For the ARMv7-based RPi2, the official Ubuntu wiki offers a community-maintained 14.04 image and Ubuntu Mate offers an image with a complete desktop. As I wanted to start with something minimal and more recent, e.g., including systemd, I started to write a script that builds my own image.

Image description

The resulting image, simply called Pibuntu, contains a basic Ubuntu 15.04 that has the necessary software to boot on a RPi2 and has no graphical user interfaces. However, you can install your favorite software afterwards of course.

During early startup, the RPi2 firmware expects (by default) a file kernel7.img on the boot partition that should contain a valid kernel and boots it with the arguments in cmdline.txt. However, multiple kernels can be installed and the user would have to manually update the file kernel7.img depending on the desired kernel. To provide a convenient environment, I tried to installed Grub on the device which automatically boots the most recent kernel. Unfortunately, I was not able to get it to work on the RPi2 although a version for ARM exists. Hence, I built U-Boot for the RPi2 and wrote a small script update-uboot similar to the handy update-grub that looks for available kernels and initrd images and creates an U-Boot config that presents a boot menu at startup and boots the most recent kernel after a timeout of 2 seconds.

While developing this menu, the RPi2 freezed randomly during U-Boot execution. It turned out that the default scriptaddr variable caused the boot menu to be loaded at address 0x0 but something else is using the memory in this area and hence caused problems. After I changed the address to 0x00100000 the boot process worked smoothly.

The installed Linux kernel v4.0.9 is based on the sources from the official Raspberry GitHub repository, plus the Ubuntu-specific patches from the kernel PPA. This kernel will start Ubuntu from the BTRFS root filesystem using systemd. Most of the other packages come from http://ports.ubuntu.com but the image also includes my custom repository with RPi2-specific packages. If you are looking for other sources, you can also check out the custom PPA mentioned in the official Ubuntu wiki.

Update 2015-08-21: My repository now also contains a build of Kodi and TvHeadend for the Raspberry Pi 2 and there is an additional armhf-testing repository with the latest kernel 4.1.6, RPi2 firmware and Kodi 15.1. For convenience, you can install the package kodi-desktop to boot the RPi2 directly into Kodi.

Short installation guide

If you want to install Pibuntu 15.04, download this image, unzip it and write it to a SD card, e.g., using this command:

cat pibuntu_15.04.img.zip | gunzip -d | dd of=/dev/sdX

where /dev/sdX is the device for your card. Check dmesg to find the right device. Please note that this will erase existing data on the card!

If you are interested, you can also use this script to build and customize your own image with up-to-date packages.

The installed system will automatically configure the Ethernet interface with DHCP and accept SSH connections, so you don't need to attach a monitor and keyboard.

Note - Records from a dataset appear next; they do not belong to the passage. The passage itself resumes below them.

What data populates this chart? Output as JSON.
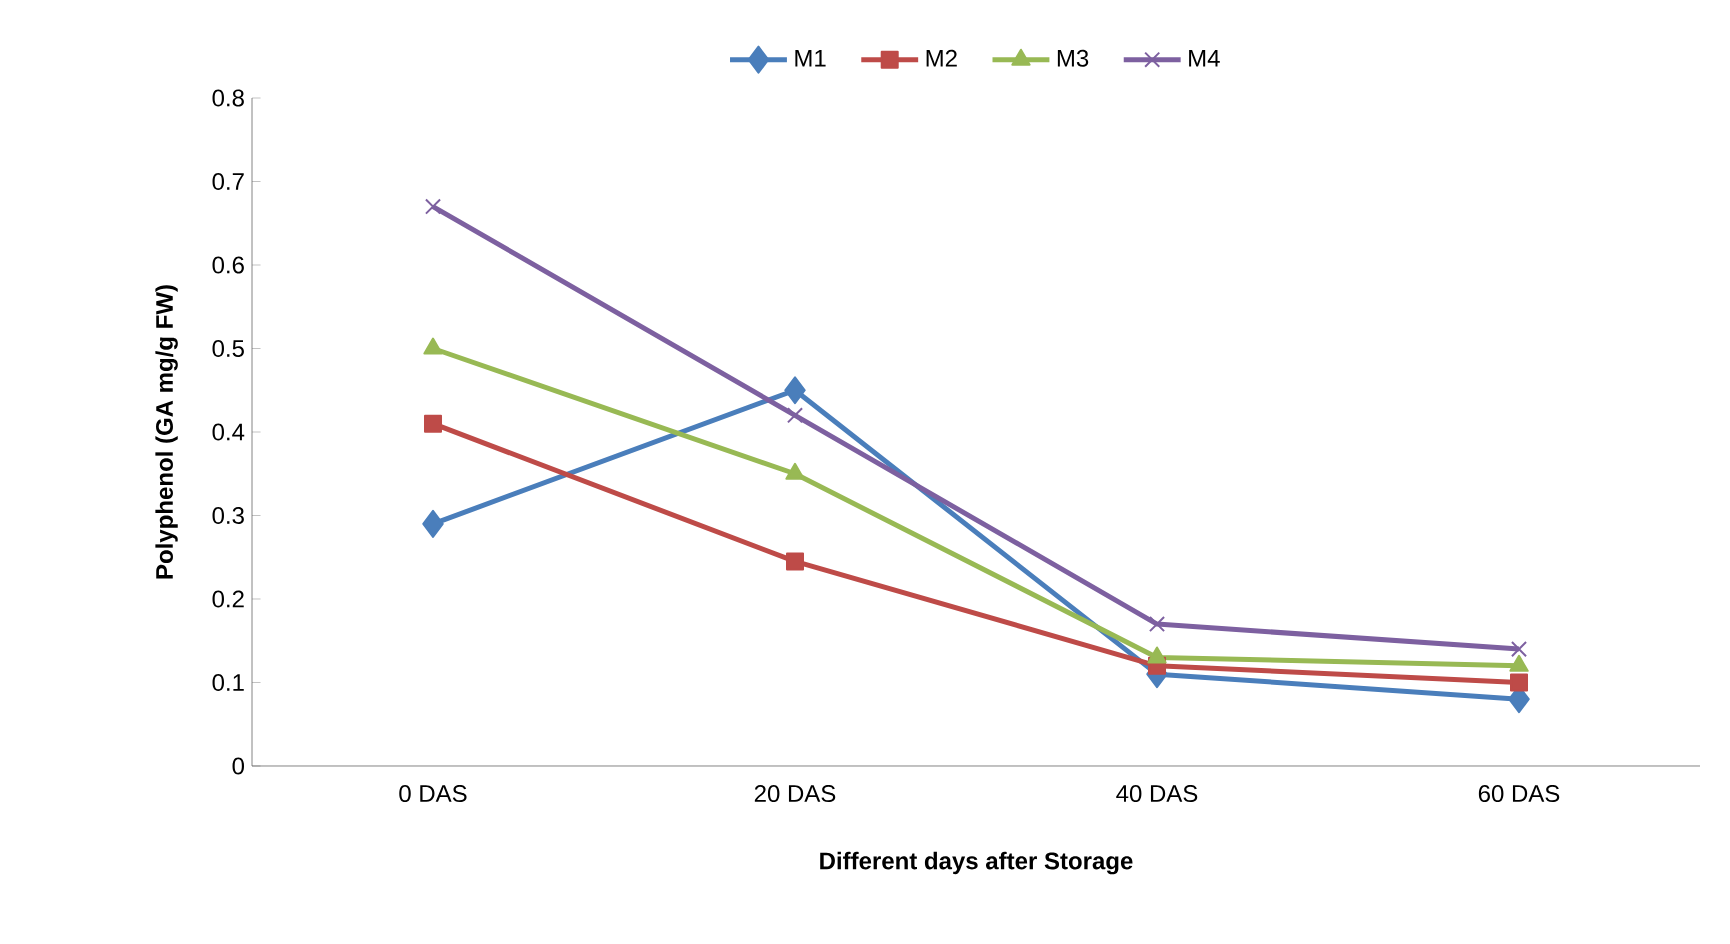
{
  "chart_data": {
    "type": "line",
    "xlabel": "Different days after Storage",
    "ylabel": "Polyphenol (GA mg/g FW)",
    "categories": [
      "0 DAS",
      "20 DAS",
      "40 DAS",
      "60 DAS"
    ],
    "series": [
      {
        "name": "M1",
        "color": "#4a7ebb",
        "marker": "diamond",
        "values": [
          0.29,
          0.45,
          0.11,
          0.08
        ]
      },
      {
        "name": "M2",
        "color": "#be4b48",
        "marker": "square",
        "values": [
          0.41,
          0.245,
          0.12,
          0.1
        ]
      },
      {
        "name": "M3",
        "color": "#98b954",
        "marker": "triangle",
        "values": [
          0.5,
          0.35,
          0.13,
          0.12
        ]
      },
      {
        "name": "M4",
        "color": "#7d60a0",
        "marker": "cross",
        "values": [
          0.67,
          0.42,
          0.17,
          0.14
        ]
      }
    ],
    "ylim": [
      0,
      0.8
    ],
    "yticks": [
      0,
      0.1,
      0.2,
      0.3,
      0.4,
      0.5,
      0.6,
      0.7,
      0.8
    ],
    "grid": false,
    "legend": "top",
    "line_style": "solid"
  }
}
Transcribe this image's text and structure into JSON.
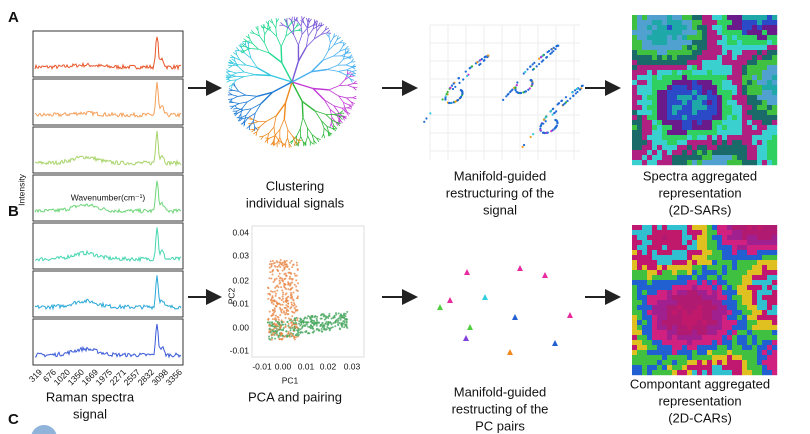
{
  "panels": {
    "a": "A",
    "b": "B",
    "c": "C"
  },
  "spectra": {
    "y_label": "Intensity",
    "x_label": "Wavenumber(cm⁻¹)",
    "x_ticks": [
      "319",
      "676",
      "1020",
      "1350",
      "1669",
      "1975",
      "2271",
      "2557",
      "2832",
      "3098",
      "3356"
    ],
    "caption": [
      "Raman spectra",
      "signal"
    ]
  },
  "clustering": {
    "caption": [
      "Clustering",
      "individual signals"
    ]
  },
  "manifold_signal": {
    "caption": [
      "Manifold-guided",
      "restructuring of the",
      "signal"
    ]
  },
  "sars": {
    "caption": [
      "Spectra aggregated",
      "representation",
      "(2D-SARs)"
    ]
  },
  "pca": {
    "x_label": "PC1",
    "y_label": "PC2",
    "x_ticks": [
      "-0.01",
      "0.00",
      "0.01",
      "0.02",
      "0.03"
    ],
    "y_ticks": [
      "0.04",
      "0.03",
      "0.02",
      "0.01",
      "0.00",
      "-0.01"
    ],
    "caption": [
      "PCA and pairing"
    ]
  },
  "manifold_pc": {
    "caption": [
      "Manifold-guided",
      "restructing of the",
      "PC pairs"
    ]
  },
  "cars": {
    "caption": [
      "Compontant aggregated",
      "representation",
      "(2D-CARs)"
    ]
  }
}
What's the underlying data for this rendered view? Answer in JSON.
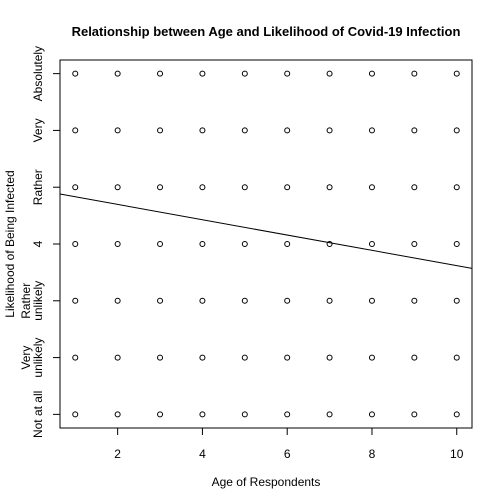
{
  "chart_data": {
    "type": "scatter",
    "title": "Relationship between Age and Likelihood of Covid-19 Infection",
    "x_label": "Age of Respondents",
    "y_label": "Likelihood of Being Infected",
    "xlim": [
      0.64,
      10.36
    ],
    "ylim": [
      0.76,
      7.24
    ],
    "xticks": [
      2,
      4,
      6,
      8,
      10
    ],
    "yticks": [
      {
        "value": 1,
        "label": "Not at all"
      },
      {
        "value": 2,
        "label": "Very\nunlikely"
      },
      {
        "value": 3,
        "label": "Rather\nunlikely"
      },
      4,
      {
        "value": 5,
        "label": "Rather"
      },
      {
        "value": 6,
        "label": "Very"
      },
      {
        "value": 7,
        "label": "Absolutely"
      }
    ],
    "series": [
      {
        "color": "#000000",
        "x": [
          1,
          2,
          3,
          4,
          5,
          6,
          7,
          8,
          9,
          10,
          1,
          2,
          3,
          4,
          5,
          6,
          7,
          8,
          9,
          10,
          1,
          2,
          3,
          4,
          5,
          6,
          7,
          8,
          9,
          10,
          1,
          2,
          3,
          4,
          5,
          6,
          7,
          8,
          9,
          10,
          1,
          2,
          3,
          4,
          5,
          6,
          7,
          8,
          9,
          10,
          1,
          2,
          3,
          4,
          5,
          6,
          7,
          8,
          9,
          10,
          1,
          2,
          3,
          4,
          5,
          6,
          7,
          8,
          9,
          10
        ],
        "values": [
          1,
          1,
          1,
          1,
          1,
          1,
          1,
          1,
          1,
          1,
          2,
          2,
          2,
          2,
          2,
          2,
          2,
          2,
          2,
          2,
          3,
          3,
          3,
          3,
          3,
          3,
          3,
          3,
          3,
          3,
          4,
          4,
          4,
          4,
          4,
          4,
          4,
          4,
          4,
          4,
          5,
          5,
          5,
          5,
          5,
          5,
          5,
          5,
          5,
          5,
          6,
          6,
          6,
          6,
          6,
          6,
          6,
          6,
          6,
          6,
          7,
          7,
          7,
          7,
          7,
          7,
          7,
          7,
          7,
          7
        ]
      }
    ],
    "fit_line": {
      "color": "#000000",
      "x": [
        0.64,
        10.36
      ],
      "values": [
        4.88,
        3.57
      ]
    }
  }
}
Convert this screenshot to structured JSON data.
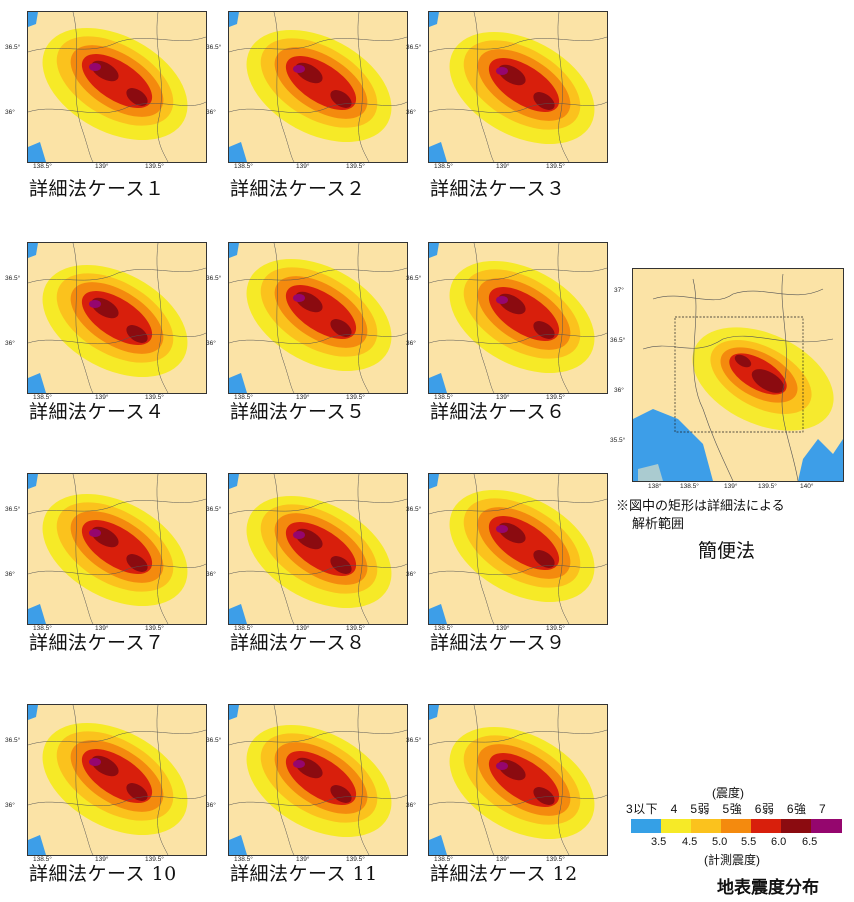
{
  "maps": [
    {
      "caption": "詳細法ケース１"
    },
    {
      "caption": "詳細法ケース２"
    },
    {
      "caption": "詳細法ケース３"
    },
    {
      "caption": "詳細法ケース４"
    },
    {
      "caption": "詳細法ケース５"
    },
    {
      "caption": "詳細法ケース６"
    },
    {
      "caption": "詳細法ケース７"
    },
    {
      "caption": "詳細法ケース８"
    },
    {
      "caption": "詳細法ケース９"
    },
    {
      "caption": "詳細法ケース 10"
    },
    {
      "caption": "詳細法ケース 11"
    },
    {
      "caption": "詳細法ケース 12"
    }
  ],
  "small_ticks": {
    "lat": [
      "36.5°",
      "36°"
    ],
    "lon": [
      "138.5°",
      "139°",
      "139.5°"
    ]
  },
  "simple_map": {
    "caption": "簡便法",
    "note_line1": "※図中の矩形は詳細法による",
    "note_line2": "解析範囲",
    "lat": [
      "37°",
      "36.5°",
      "36°",
      "35.5°"
    ],
    "lon": [
      "138°",
      "138.5°",
      "139°",
      "139.5°",
      "140°"
    ]
  },
  "legend": {
    "top_label": "(震度)",
    "intensity_classes": "3以下　4　5弱　5強　6弱　6強　7",
    "values": [
      "3.5",
      "4.5",
      "5.0",
      "5.5",
      "6.0",
      "6.5"
    ],
    "bottom_label": "(計測震度)",
    "colors": [
      "#35a0e6",
      "#f6ea27",
      "#fbc21d",
      "#f48a0e",
      "#d81f0c",
      "#8b0b10",
      "#95066e"
    ],
    "title": "地表震度分布"
  }
}
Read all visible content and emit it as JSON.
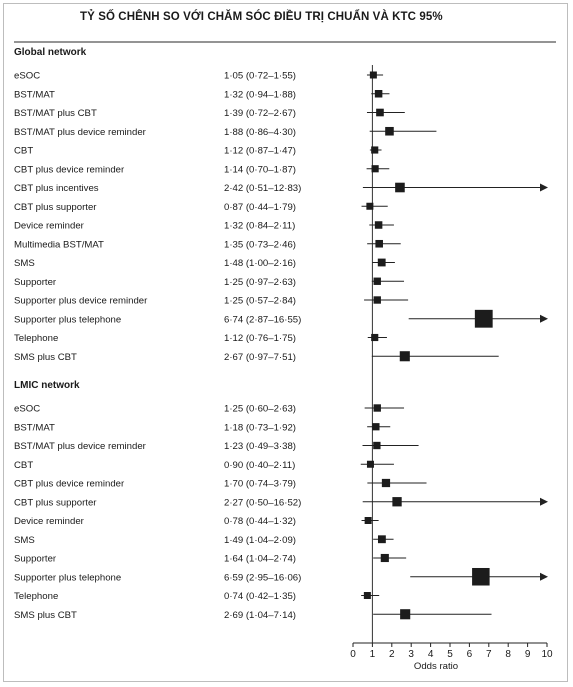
{
  "heading": "TỶ SỐ CHÊNH SO VỚI CHĂM SÓC ĐIỀU TRỊ CHUẨN VÀ KTC 95%",
  "chart_data": {
    "type": "forest",
    "xlabel": "Odds ratio",
    "xlim": [
      0,
      10
    ],
    "xticks": [
      0,
      1,
      2,
      3,
      4,
      5,
      6,
      7,
      8,
      9,
      10
    ],
    "reference_line": 1,
    "groups": [
      {
        "name": "Global network",
        "rows": [
          {
            "label": "eSOC",
            "or": 1.05,
            "lo": 0.72,
            "hi": 1.55,
            "ci_text": "1·05 (0·72–1·55)"
          },
          {
            "label": "BST/MAT",
            "or": 1.32,
            "lo": 0.94,
            "hi": 1.88,
            "ci_text": "1·32 (0·94–1·88)"
          },
          {
            "label": "BST/MAT plus CBT",
            "or": 1.39,
            "lo": 0.72,
            "hi": 2.67,
            "ci_text": "1·39 (0·72–2·67)"
          },
          {
            "label": "BST/MAT plus device reminder",
            "or": 1.88,
            "lo": 0.86,
            "hi": 4.3,
            "ci_text": "1·88 (0·86–4·30)"
          },
          {
            "label": "CBT",
            "or": 1.12,
            "lo": 0.87,
            "hi": 1.47,
            "ci_text": "1·12 (0·87–1·47)"
          },
          {
            "label": "CBT plus device reminder",
            "or": 1.14,
            "lo": 0.7,
            "hi": 1.87,
            "ci_text": "1·14 (0·70–1·87)"
          },
          {
            "label": "CBT plus incentives",
            "or": 2.42,
            "lo": 0.51,
            "hi": 12.83,
            "ci_text": "2·42 (0·51–12·83)"
          },
          {
            "label": "CBT plus supporter",
            "or": 0.87,
            "lo": 0.44,
            "hi": 1.79,
            "ci_text": "0·87 (0·44–1·79)"
          },
          {
            "label": "Device reminder",
            "or": 1.32,
            "lo": 0.84,
            "hi": 2.11,
            "ci_text": "1·32 (0·84–2·11)"
          },
          {
            "label": "Multimedia BST/MAT",
            "or": 1.35,
            "lo": 0.73,
            "hi": 2.46,
            "ci_text": "1·35 (0·73–2·46)"
          },
          {
            "label": "SMS",
            "or": 1.48,
            "lo": 1.0,
            "hi": 2.16,
            "ci_text": "1·48 (1·00–2·16)"
          },
          {
            "label": "Supporter",
            "or": 1.25,
            "lo": 0.97,
            "hi": 2.63,
            "ci_text": "1·25 (0·97–2·63)"
          },
          {
            "label": "Supporter plus device reminder",
            "or": 1.25,
            "lo": 0.57,
            "hi": 2.84,
            "ci_text": "1·25 (0·57–2·84)"
          },
          {
            "label": "Supporter plus telephone",
            "or": 6.74,
            "lo": 2.87,
            "hi": 16.55,
            "ci_text": "6·74 (2·87–16·55)"
          },
          {
            "label": "Telephone",
            "or": 1.12,
            "lo": 0.76,
            "hi": 1.75,
            "ci_text": "1·12 (0·76–1·75)"
          },
          {
            "label": "SMS plus CBT",
            "or": 2.67,
            "lo": 0.97,
            "hi": 7.51,
            "ci_text": "2·67 (0·97–7·51)"
          }
        ]
      },
      {
        "name": "LMIC network",
        "rows": [
          {
            "label": "eSOC",
            "or": 1.25,
            "lo": 0.6,
            "hi": 2.63,
            "ci_text": "1·25 (0·60–2·63)"
          },
          {
            "label": "BST/MAT",
            "or": 1.18,
            "lo": 0.73,
            "hi": 1.92,
            "ci_text": "1·18 (0·73–1·92)"
          },
          {
            "label": "BST/MAT plus device reminder",
            "or": 1.23,
            "lo": 0.49,
            "hi": 3.38,
            "ci_text": "1·23 (0·49–3·38)"
          },
          {
            "label": "CBT",
            "or": 0.9,
            "lo": 0.4,
            "hi": 2.11,
            "ci_text": "0·90 (0·40–2·11)"
          },
          {
            "label": "CBT plus device reminder",
            "or": 1.7,
            "lo": 0.74,
            "hi": 3.79,
            "ci_text": "1·70 (0·74–3·79)"
          },
          {
            "label": "CBT plus supporter",
            "or": 2.27,
            "lo": 0.5,
            "hi": 16.52,
            "ci_text": "2·27 (0·50–16·52)"
          },
          {
            "label": "Device reminder",
            "or": 0.78,
            "lo": 0.44,
            "hi": 1.32,
            "ci_text": "0·78 (0·44–1·32)"
          },
          {
            "label": "SMS",
            "or": 1.49,
            "lo": 1.04,
            "hi": 2.09,
            "ci_text": "1·49 (1·04–2·09)"
          },
          {
            "label": "Supporter",
            "or": 1.64,
            "lo": 1.04,
            "hi": 2.74,
            "ci_text": "1·64 (1·04–2·74)"
          },
          {
            "label": "Supporter plus telephone",
            "or": 6.59,
            "lo": 2.95,
            "hi": 16.06,
            "ci_text": "6·59 (2·95–16·06)"
          },
          {
            "label": "Telephone",
            "or": 0.74,
            "lo": 0.42,
            "hi": 1.35,
            "ci_text": "0·74 (0·42–1·35)"
          },
          {
            "label": "SMS plus CBT",
            "or": 2.69,
            "lo": 1.04,
            "hi": 7.14,
            "ci_text": "2·69 (1·04–7·14)"
          }
        ]
      }
    ]
  }
}
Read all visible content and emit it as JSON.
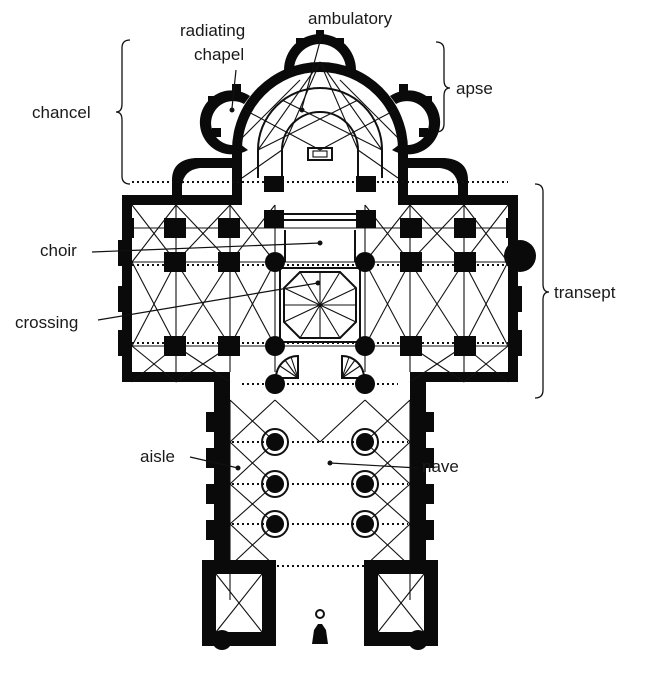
{
  "labels": {
    "ambulatory": "ambulatory",
    "radiating_chapel_line1": "radiating",
    "radiating_chapel_line2": "chapel",
    "chancel": "chancel",
    "apse": "apse",
    "choir": "choir",
    "crossing": "crossing",
    "transept": "transept",
    "aisle": "aisle",
    "nave": "nave"
  },
  "colors": {
    "ink": "#0a0a0a",
    "background": "#ffffff"
  }
}
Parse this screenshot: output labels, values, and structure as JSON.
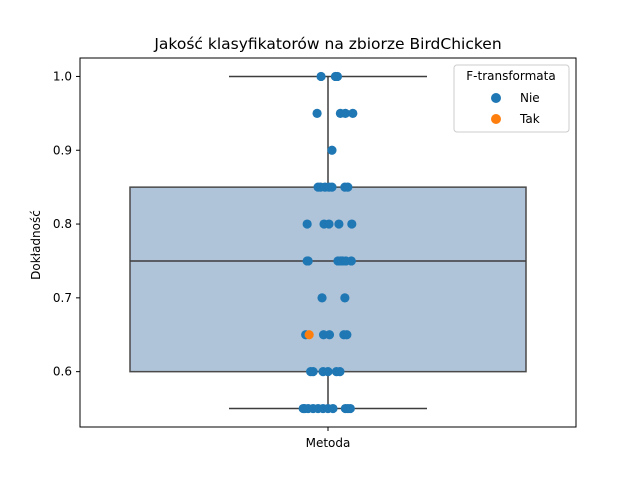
{
  "chart_data": {
    "type": "box",
    "title": "Jakość klasyfikatorów na zbiorze BirdChicken",
    "xlabel": "",
    "ylabel": "Dokładność",
    "categories": [
      "Metoda"
    ],
    "ylim": [
      0.525,
      1.025
    ],
    "yticks": [
      0.6,
      0.7,
      0.8,
      0.9,
      1.0
    ],
    "ytick_labels": [
      "0.6",
      "0.7",
      "0.8",
      "0.9",
      "1.0"
    ],
    "grid": false,
    "legend": {
      "title": "F-transformata",
      "placement": "top-right"
    },
    "box": {
      "whisker_low": 0.55,
      "q1": 0.6,
      "median": 0.75,
      "q3": 0.85,
      "whisker_high": 1.0
    },
    "colors": {
      "box": "#b0c4d9",
      "box_edge": "#4a4a4a",
      "Nie": "#1f77b4",
      "Tak": "#ff7f0e"
    },
    "series": [
      {
        "name": "Nie",
        "points": [
          {
            "x": -0.05,
            "y": 0.55
          },
          {
            "x": -0.03,
            "y": 0.55
          },
          {
            "x": -0.02,
            "y": 0.55
          },
          {
            "x": -0.01,
            "y": 0.55
          },
          {
            "x": -0.047,
            "y": 0.55
          },
          {
            "x": -0.04,
            "y": 0.55
          },
          {
            "x": 0.0,
            "y": 0.55
          },
          {
            "x": 0.01,
            "y": 0.55
          },
          {
            "x": 0.035,
            "y": 0.55
          },
          {
            "x": 0.04,
            "y": 0.55
          },
          {
            "x": 0.045,
            "y": 0.55
          },
          {
            "x": -0.03,
            "y": 0.6
          },
          {
            "x": -0.035,
            "y": 0.6
          },
          {
            "x": -0.01,
            "y": 0.6
          },
          {
            "x": 0.0,
            "y": 0.6
          },
          {
            "x": 0.017,
            "y": 0.6
          },
          {
            "x": 0.024,
            "y": 0.6
          },
          {
            "x": -0.045,
            "y": 0.65
          },
          {
            "x": -0.009,
            "y": 0.65
          },
          {
            "x": 0.003,
            "y": 0.65
          },
          {
            "x": 0.032,
            "y": 0.65
          },
          {
            "x": 0.038,
            "y": 0.65
          },
          {
            "x": -0.012,
            "y": 0.7
          },
          {
            "x": 0.034,
            "y": 0.7
          },
          {
            "x": -0.04,
            "y": 0.75
          },
          {
            "x": -0.042,
            "y": 0.75
          },
          {
            "x": 0.02,
            "y": 0.75
          },
          {
            "x": 0.025,
            "y": 0.75
          },
          {
            "x": 0.028,
            "y": 0.75
          },
          {
            "x": 0.029,
            "y": 0.75
          },
          {
            "x": 0.047,
            "y": 0.75
          },
          {
            "x": 0.036,
            "y": 0.75
          },
          {
            "x": -0.042,
            "y": 0.8
          },
          {
            "x": -0.008,
            "y": 0.8
          },
          {
            "x": 0.002,
            "y": 0.8
          },
          {
            "x": 0.022,
            "y": 0.8
          },
          {
            "x": 0.048,
            "y": 0.8
          },
          {
            "x": -0.02,
            "y": 0.85
          },
          {
            "x": -0.015,
            "y": 0.85
          },
          {
            "x": -0.006,
            "y": 0.85
          },
          {
            "x": 0.002,
            "y": 0.85
          },
          {
            "x": 0.008,
            "y": 0.85
          },
          {
            "x": 0.034,
            "y": 0.85
          },
          {
            "x": 0.04,
            "y": 0.85
          },
          {
            "x": 0.008,
            "y": 0.9
          },
          {
            "x": -0.022,
            "y": 0.95
          },
          {
            "x": 0.025,
            "y": 0.95
          },
          {
            "x": 0.035,
            "y": 0.95
          },
          {
            "x": 0.05,
            "y": 0.95
          },
          {
            "x": -0.014,
            "y": 1.0
          },
          {
            "x": 0.015,
            "y": 1.0
          },
          {
            "x": 0.019,
            "y": 1.0
          }
        ]
      },
      {
        "name": "Tak",
        "points": [
          {
            "x": -0.038,
            "y": 0.65
          }
        ]
      }
    ]
  }
}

You can login as user pibuntu with the password pibuntu.

Afterwards, you might want to:

  • recreate the SSH host keys with: rm /etc/ssh/ssh_host_*; dpkg-reconfigure openssh-server
  • increase the size of the root partition to use all available space on your SD card:
    • start a partitioning tool, e.g., fdisk, delete the second partition and recreate it with the default values to use the complete available space
    • execute: btrfs filesystem resize max $my_path_to_mounted_root to make BTRFS use the complete space inside the resized partition
  • create a BTRFS snapshot so you can rollback into the original state later:
    • mount the root volume somewhere using: mount /dev/sdX2 /my_mnt_dir/ -o subvol=/ and go into this directory
    • execute: btrfs subvolume snapshot @root $my_snapshot_name
  • I also wrote APT::Install-Recommends "0"; into /etc/apt/apt.conf.d/01norecommend in order to avoid unnecessary packages on this embedded device. Please note that this might cause problems. Only use it if you can find missing dependencies yourself.